Grounding is essential, not optional: The reconstruction loss $\mathcal{L}_{\text{recon}}$ accounts for an 8.6 pp performance gap (86.1% → 94.7%). Without it, the latent space drifts toward excessive abstraction and task clusters collapse. This validates the “grounded foresight” design philosophy.
Semantic foresight dominates, proprioceptive foresight can harm: Semantic-only foresight achieves 91.5% (good), proprioceptive-only drops to 50.4% (catastrophic). The joint model (94.7%) confirms that proprioception adds value only when grounded in semantic context.
Efficiency through latent planning: CLaD matches or exceeds 7B-parameter VLAs on long-horizon tasks at 0.66B with 25 Hz inference and 4 GB memory, demonstrating that compact latent foresight can substitute for expensive semantic generation.

Connections to Other Work

System 1 / System 2 framing [Kahneman, 2011; Stanovich & West, 2000]: CLaD explicitly casts its two stages as System 2 (deliberative cross-modal dynamics reasoning) and System 1 (reactive diffusion policy), similar to hierarchical approaches in TDMPC2, DreamerV3, and ACT.
BYOL/BYOL-SGD family [Grill et al., 2020]: The EMA target encoder + MSE on normalized embeddings follows the BYOL self-supervised learning paradigm, adapted for transition prediction.
I-JEPA / V-JEPA [Assran et al., 2023; Bardes et al., 2024]: The joint-embedding predictive architecture where features predict future features parallels I-JEPA’s approach to visual prediction without generative decoding.
FiLM conditioning [Perez et al., 2018]: Used both for VLM feature fusion (Stage 1) and for observation-modulated foresight conditioning (Stage 2), providing a lightweight mechanism for cross-modal grounding.
Latent planning [TD-MPC2, LBP]: CLaD operates in the latent planning paradigm but uniquely introduces explicit cross-modal transition modeling, distinguishing it from methods that implicitly conflate modalities.
Diffusion Policy [Chi et al., 2023]: The Stage 2 action generation uses standard DDPM conditioning extended with foresight-modulated observations.
Action masking [He et al., 2022]: The stochastic action token replacement follows MAE-style masking to encourage state-difference-based transition inference.

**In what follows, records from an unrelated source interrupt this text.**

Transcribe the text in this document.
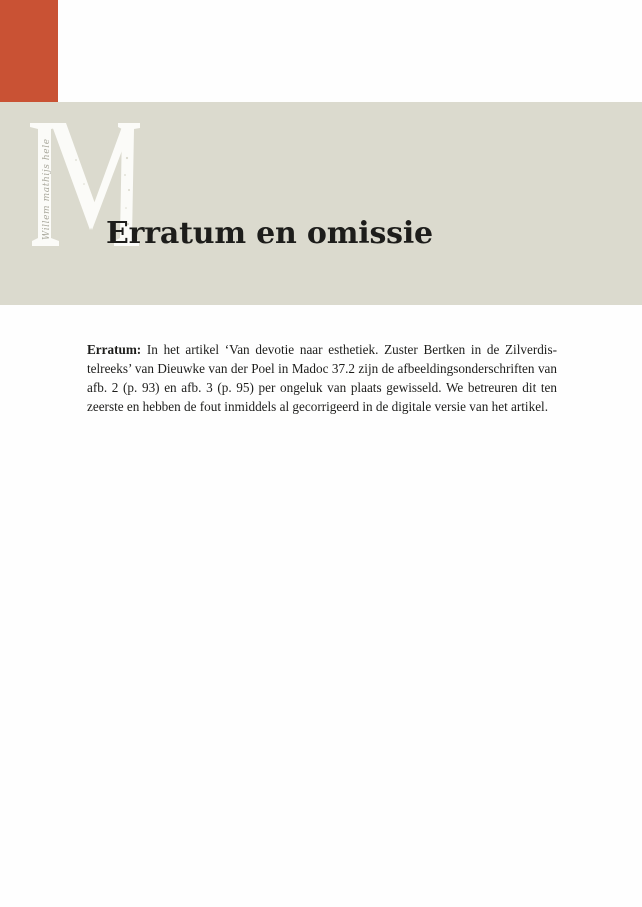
M
Willem mathijs hele Erratum en omissie

Erratum: In het artikel ‘Van devotie naar esthetiek. Zuster Bertken in de Zilverdistelreeks’ van Dieuwke van der Poel in Madoc 37.2 zijn de afbeeldingsonderschriften van afb. 2 (p. 93) en afb. 3 (p. 95) per ongeluk van plaats gewisseld. We betreuren dit ten zeerste en hebben de fout inmiddels al gecorrigeerd in de digitale versie van het artikel.
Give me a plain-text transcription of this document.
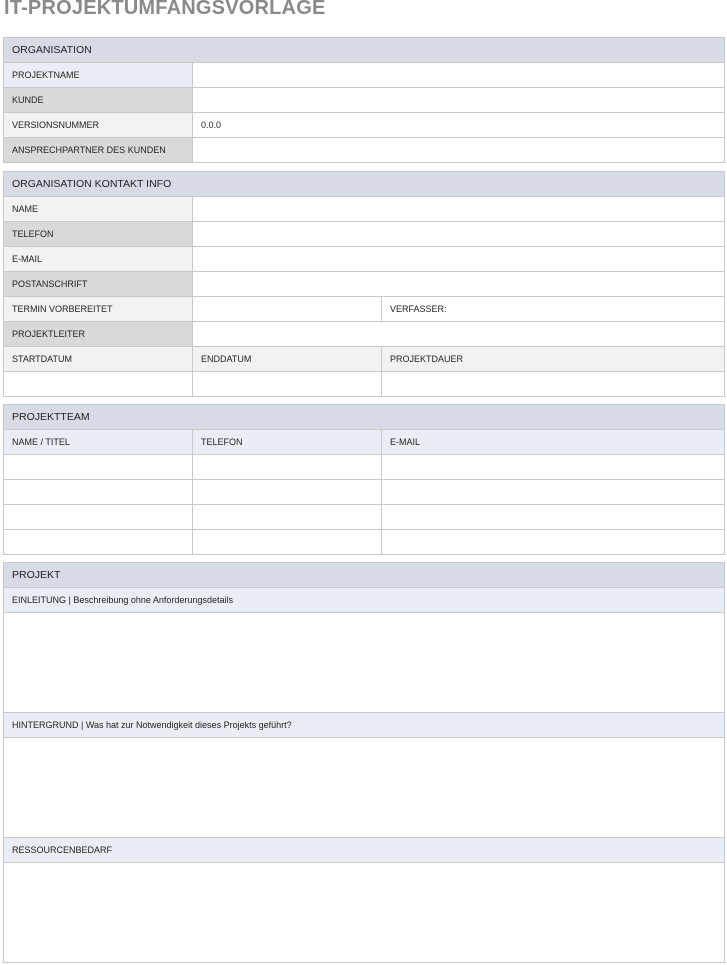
IT-PROJEKTUMFANGSVORLAGE
ORGANISATION	
PROJEKTNAME	
KUNDE	
VERSIONSNUMMER	0.0.0
ANSPRECHPARTNER DES KUNDEN	
ORGANISATION KONTAKT INFO		
NAME		
TELEFON		
E-MAIL		
POSTANSCHRIFT		
TERMIN VORBEREITET		VERFASSER:
PROJEKTLEITER		
STARTDATUM	ENDDATUM	PROJEKTDAUER

PROJEKTTEAM		
NAME / TITEL	TELEFON	E-MAIL

PROJEKT
EINLEITUNG | Beschreibung ohne Anforderungsdetails

HINTERGRUND | Was hat zur Notwendigkeit dieses Projekts geführt?

RESSOURCENBEDARF
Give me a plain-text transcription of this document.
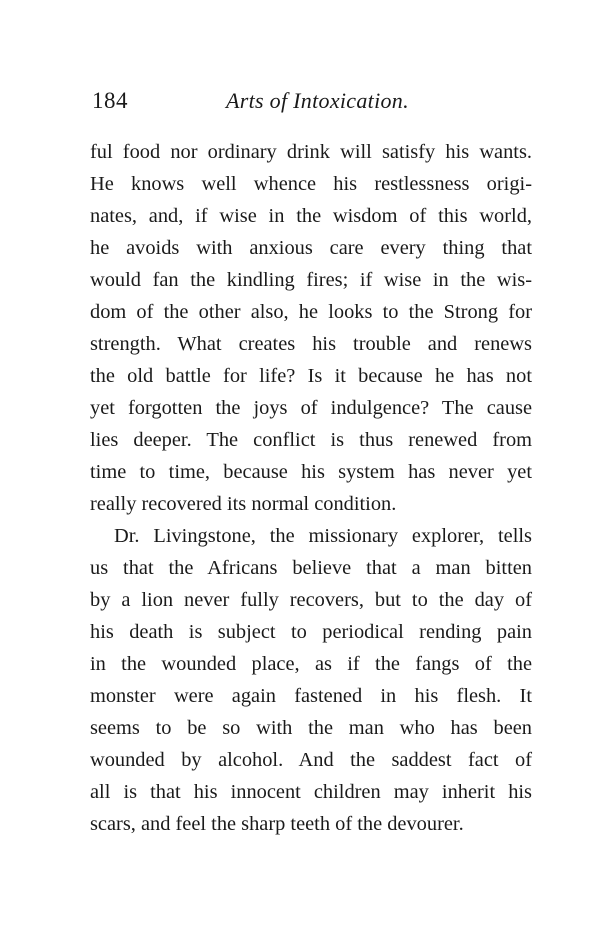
184	Arts of Intoxication.
ful food nor ordinary drink will satisfy his wants.
He knows well whence his restlessness origi-
nates, and, if wise in the wisdom of this world,
he avoids with anxious care every thing that
would fan the kindling fires; if wise in the wis-
dom of the other also, he looks to the Strong for
strength. What creates his trouble and renews
the old battle for life? Is it because he has not
yet forgotten the joys of indulgence? The cause
lies deeper. The conflict is thus renewed from
time to time, because his system has never yet
really recovered its normal condition.
Dr. Livingstone, the missionary explorer, tells
us that the Africans believe that a man bitten
by a lion never fully recovers, but to the day of
his death is subject to periodical rending pain
in the wounded place, as if the fangs of the
monster were again fastened in his flesh. It
seems to be so with the man who has been
wounded by alcohol. And the saddest fact of
all is that his innocent children may inherit his
scars, and feel the sharp teeth of the devourer.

Limitations (from authors)

Compact latent representations may not capture fine visual details for tasks with perceptual ambiguity (Task 9: 82.0%).
Two-stage training requires ~22 hours; authors suggest amortizing Stage 1 pre-training on large-scale heterogeneous robot datasets.
Focused on manipulation; cross-modal dynamics principle could generalize to mobile manipulation with force/tactile feedback.